La Iglesia, en sus ritos funerales y sus oraciones por los muertos, así como en la celebración del Día de Todos los difuntos, recuerda a los fieles el valor de los sufragios por los muertos. Realmente es posible esta sobrenatural comunicación de bienes, gracias a la comunión de los santos. El hecho nos recuerda nuestra realidad como seres-en-relación:
“Ningún ser humano es una mónada cerrada en sí misma... Nadie se salva solo... Mi intercesión en modo alguno es algo ajeno para el otro, algo externo, ni siquiera después de la muerte. En el entramado del ser... mi oración por él... puede significar una pequeña etapa de su purificación” Benedicto XVI, Carta encíclica Spe salvi, 48.

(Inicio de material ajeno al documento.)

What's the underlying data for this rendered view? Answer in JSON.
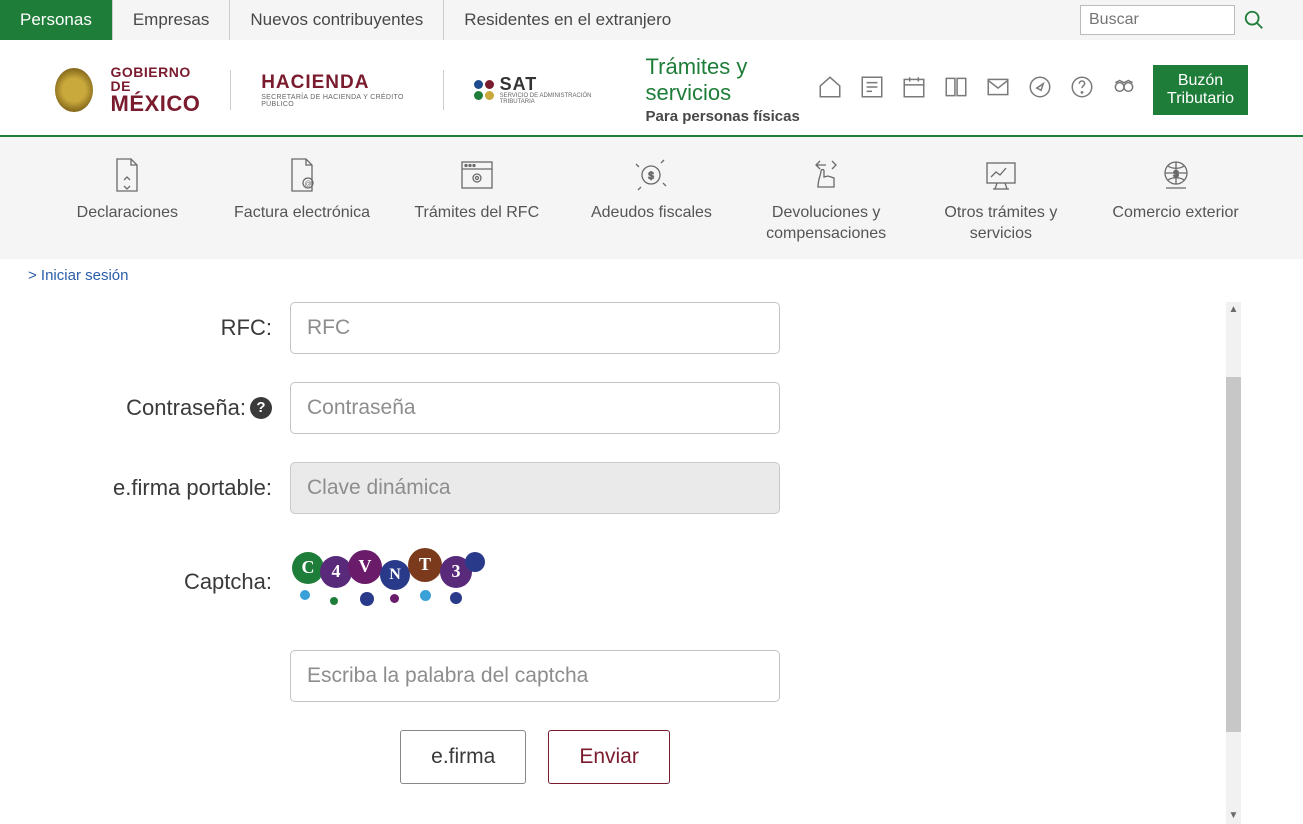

La eficacia de las oraciones de los vivos por los difuntos se comprende mejor a la luz de la pertenencia de los cristianos a Cristo. El Señor, desde su sede a la derecha del Padre, ora incesantemente por los vivos y muertos; y los que están incorporados a Él pueden pedir juntamente con Él: Vox una, quia caro una, dice S. Agustín . Como parte del “Cristo Total” –según la terminología agustiniana -, los cristianos podemos rezar por los difuntos con la seguridad de que el Padre nos escucha.